The complementary role of government and market forces in venture capital (VC) finance is to provide intervention that raises the fund’s reputation to attract more money from institutional and private investors. In addition, governments worldwide have created different political instruments to boost investment in early-stage small and medium enterprises (SMEs). These measures cover directly such as investing directly in the firm and indirectly through regulation policy and investing in VC funds instruments for the SMEs. Another complementary role of the government and market forces in the biotechnology and medical technology industry is to offer support that ensures the successful application of science and technology. For instance, the government offers research and development of medical technology with deep historical roots that help to advance some treatments such as artificial heart programs. Further on, market forces such as technological advancement and international transactions have led countries to collaboration in biotechnology and medical technology fields to develop medicines and vaccines with fewer side effects. Therefore, the complementary roles of government and market forces have led to the significant growth of VC finance, biotechnology, and medical technology industries.

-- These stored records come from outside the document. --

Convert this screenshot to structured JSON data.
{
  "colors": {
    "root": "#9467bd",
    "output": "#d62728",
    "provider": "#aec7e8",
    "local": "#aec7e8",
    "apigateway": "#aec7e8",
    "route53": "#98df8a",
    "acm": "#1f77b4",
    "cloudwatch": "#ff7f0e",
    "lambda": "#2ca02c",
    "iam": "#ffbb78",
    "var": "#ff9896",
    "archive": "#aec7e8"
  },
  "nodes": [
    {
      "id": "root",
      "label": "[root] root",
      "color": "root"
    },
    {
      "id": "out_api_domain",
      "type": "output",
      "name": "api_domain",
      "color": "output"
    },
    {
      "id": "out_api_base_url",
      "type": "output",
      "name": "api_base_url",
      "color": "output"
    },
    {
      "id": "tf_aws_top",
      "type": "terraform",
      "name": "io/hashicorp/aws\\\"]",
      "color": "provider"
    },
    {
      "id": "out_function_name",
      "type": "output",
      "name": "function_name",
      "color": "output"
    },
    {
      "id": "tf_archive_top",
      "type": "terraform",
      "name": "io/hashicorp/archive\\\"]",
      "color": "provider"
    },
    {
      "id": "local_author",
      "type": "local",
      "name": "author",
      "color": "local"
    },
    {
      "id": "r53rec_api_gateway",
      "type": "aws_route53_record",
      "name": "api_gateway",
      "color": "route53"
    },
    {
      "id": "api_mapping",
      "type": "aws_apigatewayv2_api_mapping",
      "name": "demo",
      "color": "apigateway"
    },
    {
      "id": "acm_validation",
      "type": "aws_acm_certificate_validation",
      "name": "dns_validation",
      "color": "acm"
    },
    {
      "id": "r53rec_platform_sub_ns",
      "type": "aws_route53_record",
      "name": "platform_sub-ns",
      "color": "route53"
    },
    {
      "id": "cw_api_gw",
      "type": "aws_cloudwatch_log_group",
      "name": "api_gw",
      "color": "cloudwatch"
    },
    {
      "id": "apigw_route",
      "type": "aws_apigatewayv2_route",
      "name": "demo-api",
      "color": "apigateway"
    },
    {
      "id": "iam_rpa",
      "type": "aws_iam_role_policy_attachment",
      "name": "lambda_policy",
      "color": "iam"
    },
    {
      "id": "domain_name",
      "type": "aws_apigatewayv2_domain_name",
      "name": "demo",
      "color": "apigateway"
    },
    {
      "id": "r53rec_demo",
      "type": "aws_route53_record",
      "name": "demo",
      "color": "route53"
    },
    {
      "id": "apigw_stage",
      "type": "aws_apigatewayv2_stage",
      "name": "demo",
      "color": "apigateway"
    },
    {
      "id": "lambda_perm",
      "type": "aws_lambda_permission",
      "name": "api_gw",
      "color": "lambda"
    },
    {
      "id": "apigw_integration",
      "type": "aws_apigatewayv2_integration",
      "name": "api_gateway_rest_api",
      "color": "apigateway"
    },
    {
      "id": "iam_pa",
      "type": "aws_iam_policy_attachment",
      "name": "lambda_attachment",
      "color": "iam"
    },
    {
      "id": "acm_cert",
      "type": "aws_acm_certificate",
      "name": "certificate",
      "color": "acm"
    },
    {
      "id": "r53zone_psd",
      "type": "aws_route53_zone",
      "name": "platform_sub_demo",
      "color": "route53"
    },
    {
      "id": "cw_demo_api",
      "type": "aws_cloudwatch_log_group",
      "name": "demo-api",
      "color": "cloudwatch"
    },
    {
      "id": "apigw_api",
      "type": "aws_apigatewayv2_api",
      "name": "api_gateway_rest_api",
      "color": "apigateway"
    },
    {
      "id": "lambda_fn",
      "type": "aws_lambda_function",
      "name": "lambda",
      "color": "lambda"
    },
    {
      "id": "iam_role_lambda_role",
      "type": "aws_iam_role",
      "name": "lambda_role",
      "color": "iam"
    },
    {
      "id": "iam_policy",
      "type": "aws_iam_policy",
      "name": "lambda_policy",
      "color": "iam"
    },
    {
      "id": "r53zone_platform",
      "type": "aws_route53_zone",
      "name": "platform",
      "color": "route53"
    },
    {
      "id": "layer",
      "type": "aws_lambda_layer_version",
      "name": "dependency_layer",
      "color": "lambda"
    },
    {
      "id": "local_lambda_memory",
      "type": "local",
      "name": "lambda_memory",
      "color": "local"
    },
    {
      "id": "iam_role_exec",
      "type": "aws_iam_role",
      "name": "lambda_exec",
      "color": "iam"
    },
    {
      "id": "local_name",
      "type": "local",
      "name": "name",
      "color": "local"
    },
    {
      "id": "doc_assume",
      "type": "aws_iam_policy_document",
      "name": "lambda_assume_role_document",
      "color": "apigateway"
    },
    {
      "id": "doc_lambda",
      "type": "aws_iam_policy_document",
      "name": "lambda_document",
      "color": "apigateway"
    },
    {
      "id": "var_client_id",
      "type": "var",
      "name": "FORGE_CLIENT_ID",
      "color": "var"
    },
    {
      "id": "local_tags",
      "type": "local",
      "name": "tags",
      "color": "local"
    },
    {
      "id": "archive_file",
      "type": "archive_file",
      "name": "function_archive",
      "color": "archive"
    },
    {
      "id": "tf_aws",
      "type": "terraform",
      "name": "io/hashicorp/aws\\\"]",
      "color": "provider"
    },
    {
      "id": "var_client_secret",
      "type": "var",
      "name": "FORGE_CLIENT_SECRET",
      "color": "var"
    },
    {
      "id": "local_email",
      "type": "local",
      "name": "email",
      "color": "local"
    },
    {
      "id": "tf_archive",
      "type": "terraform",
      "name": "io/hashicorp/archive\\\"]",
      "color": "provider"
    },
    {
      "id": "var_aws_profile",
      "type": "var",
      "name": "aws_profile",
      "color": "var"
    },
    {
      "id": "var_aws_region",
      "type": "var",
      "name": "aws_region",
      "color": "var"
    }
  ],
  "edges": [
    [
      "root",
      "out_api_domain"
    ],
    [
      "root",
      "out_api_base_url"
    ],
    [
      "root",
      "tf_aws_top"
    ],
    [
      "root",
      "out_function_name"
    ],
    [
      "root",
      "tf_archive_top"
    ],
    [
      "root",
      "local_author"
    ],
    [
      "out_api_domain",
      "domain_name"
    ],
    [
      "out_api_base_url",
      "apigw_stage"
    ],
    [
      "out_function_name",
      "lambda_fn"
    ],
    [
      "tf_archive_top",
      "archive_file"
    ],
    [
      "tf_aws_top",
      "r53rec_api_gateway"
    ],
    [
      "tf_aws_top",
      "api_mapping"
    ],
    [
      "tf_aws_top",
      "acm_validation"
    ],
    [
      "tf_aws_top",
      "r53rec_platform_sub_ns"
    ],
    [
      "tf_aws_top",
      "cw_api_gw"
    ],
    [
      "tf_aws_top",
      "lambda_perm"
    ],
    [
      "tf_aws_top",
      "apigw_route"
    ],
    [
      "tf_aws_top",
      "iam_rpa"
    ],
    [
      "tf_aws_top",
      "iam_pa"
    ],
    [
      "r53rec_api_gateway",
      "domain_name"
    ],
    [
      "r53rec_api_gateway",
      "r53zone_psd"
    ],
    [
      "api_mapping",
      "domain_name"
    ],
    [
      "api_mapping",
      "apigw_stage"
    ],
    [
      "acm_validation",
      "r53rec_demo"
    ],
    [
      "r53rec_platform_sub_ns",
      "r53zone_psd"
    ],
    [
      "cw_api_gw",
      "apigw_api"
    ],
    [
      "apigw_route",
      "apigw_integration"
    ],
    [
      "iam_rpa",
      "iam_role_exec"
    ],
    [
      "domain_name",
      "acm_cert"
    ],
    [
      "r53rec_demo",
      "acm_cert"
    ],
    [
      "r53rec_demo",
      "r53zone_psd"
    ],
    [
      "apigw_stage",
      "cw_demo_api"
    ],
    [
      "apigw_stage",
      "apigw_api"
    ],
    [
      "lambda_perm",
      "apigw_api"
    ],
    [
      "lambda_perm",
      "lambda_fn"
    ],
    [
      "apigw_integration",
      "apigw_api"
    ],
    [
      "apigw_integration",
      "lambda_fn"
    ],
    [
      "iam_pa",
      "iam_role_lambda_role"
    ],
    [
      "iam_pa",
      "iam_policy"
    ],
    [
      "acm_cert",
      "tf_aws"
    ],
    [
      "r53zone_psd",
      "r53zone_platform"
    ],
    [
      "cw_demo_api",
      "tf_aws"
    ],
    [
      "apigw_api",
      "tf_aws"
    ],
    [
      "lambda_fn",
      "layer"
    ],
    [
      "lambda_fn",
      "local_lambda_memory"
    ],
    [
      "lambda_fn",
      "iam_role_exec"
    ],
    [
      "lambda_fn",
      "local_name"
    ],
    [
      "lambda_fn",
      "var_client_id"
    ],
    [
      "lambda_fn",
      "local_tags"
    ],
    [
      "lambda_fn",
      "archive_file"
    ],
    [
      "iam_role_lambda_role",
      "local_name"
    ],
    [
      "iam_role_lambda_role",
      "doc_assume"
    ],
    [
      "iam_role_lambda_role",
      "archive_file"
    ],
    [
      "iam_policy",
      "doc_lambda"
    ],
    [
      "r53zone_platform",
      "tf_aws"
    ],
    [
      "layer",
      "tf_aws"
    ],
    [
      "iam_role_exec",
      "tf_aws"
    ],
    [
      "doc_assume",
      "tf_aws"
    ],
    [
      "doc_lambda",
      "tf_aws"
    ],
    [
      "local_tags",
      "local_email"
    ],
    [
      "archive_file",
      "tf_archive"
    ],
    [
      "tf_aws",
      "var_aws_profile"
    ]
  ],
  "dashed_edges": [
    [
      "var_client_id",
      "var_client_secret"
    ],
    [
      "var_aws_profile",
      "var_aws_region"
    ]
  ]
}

For an innovation to be funded by VC, it should first submit its business plan to a venture capital firm. If the firm gets interested in the proposal, it performs due diligence that thoroughly investigates the innovation’s operating history, business model management, and products. This background check is crucial because VC firms usually invest large funds in any innovation. To perform this check, the firm hires skilled individuals with previous investment experiences, Masters in Business Administration, and equity research analysts. After completing the check, the VC pledges to invest capital in the innovation in exchange for equity in the company. Pledge funds to support the innovation can be offered at once, but in most cases, they are provided in rounds. The VC firm then takes an active role in the financed innovation, advising and monitoring its progress prior to releasing additional funds. After 4 to 6 years of initial investment, the VC firm exits from the innovation by initiating an initial public offering (IPO), acquisition, or merger.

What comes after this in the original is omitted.